Longest serving US Congressman steps down from committee over sexual harassment allegations
John Conyers, 88, is a founding member of Congressional Black Caucus, and the last Congress member to have been in office under President Lyndon Johnson.
The longest-serving member of the United States Congress, John Conyers, said on Sunday that he was stepping down as senior Democrat on the House of Representatives Judiciary Committee, while sexual harassment allegations against him are investigated, Reuters reported.
Conyers said he denied all the allegations, but his presence during a congressional ethics review of the matter was a distraction. “I cannot in good conscience allow these charges to undermine my colleagues in the Democratic Caucus, and my friends on both sides of the aisle in the Judiciary Committee,” Conyers said.

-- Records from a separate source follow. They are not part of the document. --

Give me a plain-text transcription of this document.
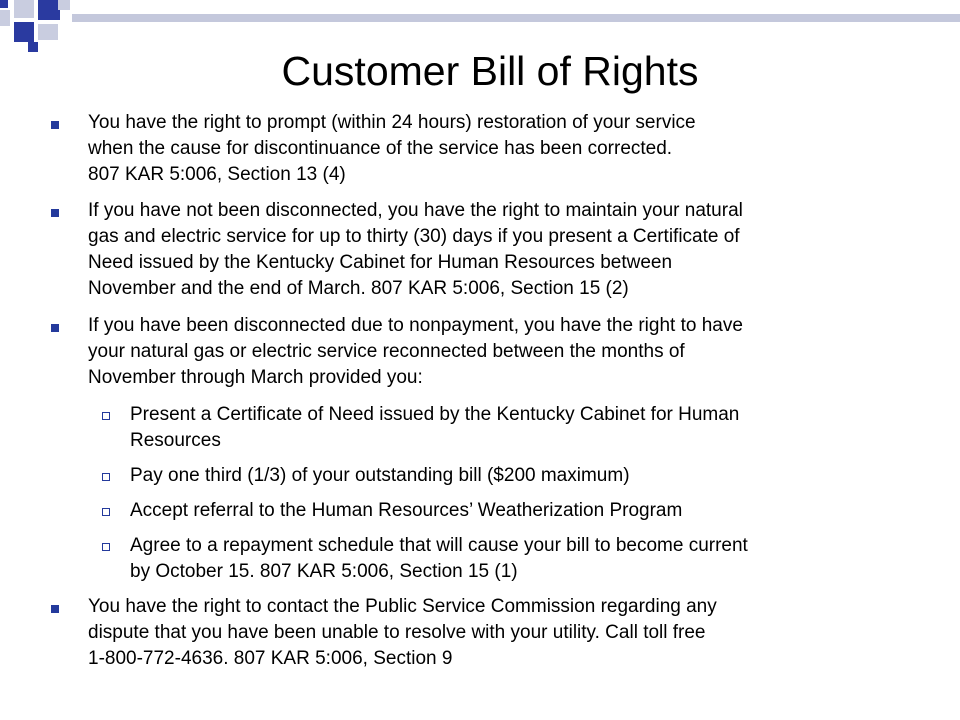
Customer Bill of Rights
You have the right to prompt (within 24 hours) restoration of your service
when the cause for discontinuance of the service has been corrected.
807 KAR 5:006, Section 13 (4)
If you have not been disconnected, you have the right to maintain your natural
gas and electric service for up to thirty (30) days if you present a Certificate of
Need issued by the Kentucky Cabinet for Human Resources between
November and the end of March. 807 KAR 5:006, Section 15 (2)
If you have been disconnected due to nonpayment, you have the right to have
your natural gas or electric service reconnected between the months of
November through March provided you:
Present a Certificate of Need issued by the Kentucky Cabinet for Human
Resources
Pay one third (1/3) of your outstanding bill ($200 maximum)
Accept referral to the Human Resources’ Weatherization Program
Agree to a repayment schedule that will cause your bill to become current
by October 15. 807 KAR 5:006, Section 15 (1)
You have the right to contact the Public Service Commission regarding any
dispute that you have been unable to resolve with your utility. Call toll free
1-800-772-4636. 807 KAR 5:006, Section 9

Conyers, 88, from Michigan, is the longest-serving House lawmaker and a founding member of the Congressional Black Caucus. Conyers is the last member of Congress to have been in office under President Lyndon Johnson in the 1960s.
Last week, the House Ethics Committee said it was investigating allegations of sexual harassment against Conyers, after a staff member alleged that she was fired for refusing to “succumb to sexual advances” from the Michigan Democrat, BBC reported. There were also allegations that Conyers had resolved a harassment case with a payment.
Conyers has maintained that many of the allegations “were raised by documents reportedly paid for by a partisan alt-right blogger”.
Twelve other women who said they previously worked for Conyers told reporters in a statement that he “was a gentleman and never behaved in a sexually inappropriate manner in our presence”, the Reuters report said. The group said it supported letting the ethics investigation run its course.
The US Congress is reviewing policies on how to handle sexual harassment complaints, after a string of such complaints against prominent figures in the US media, Hollywood and politics.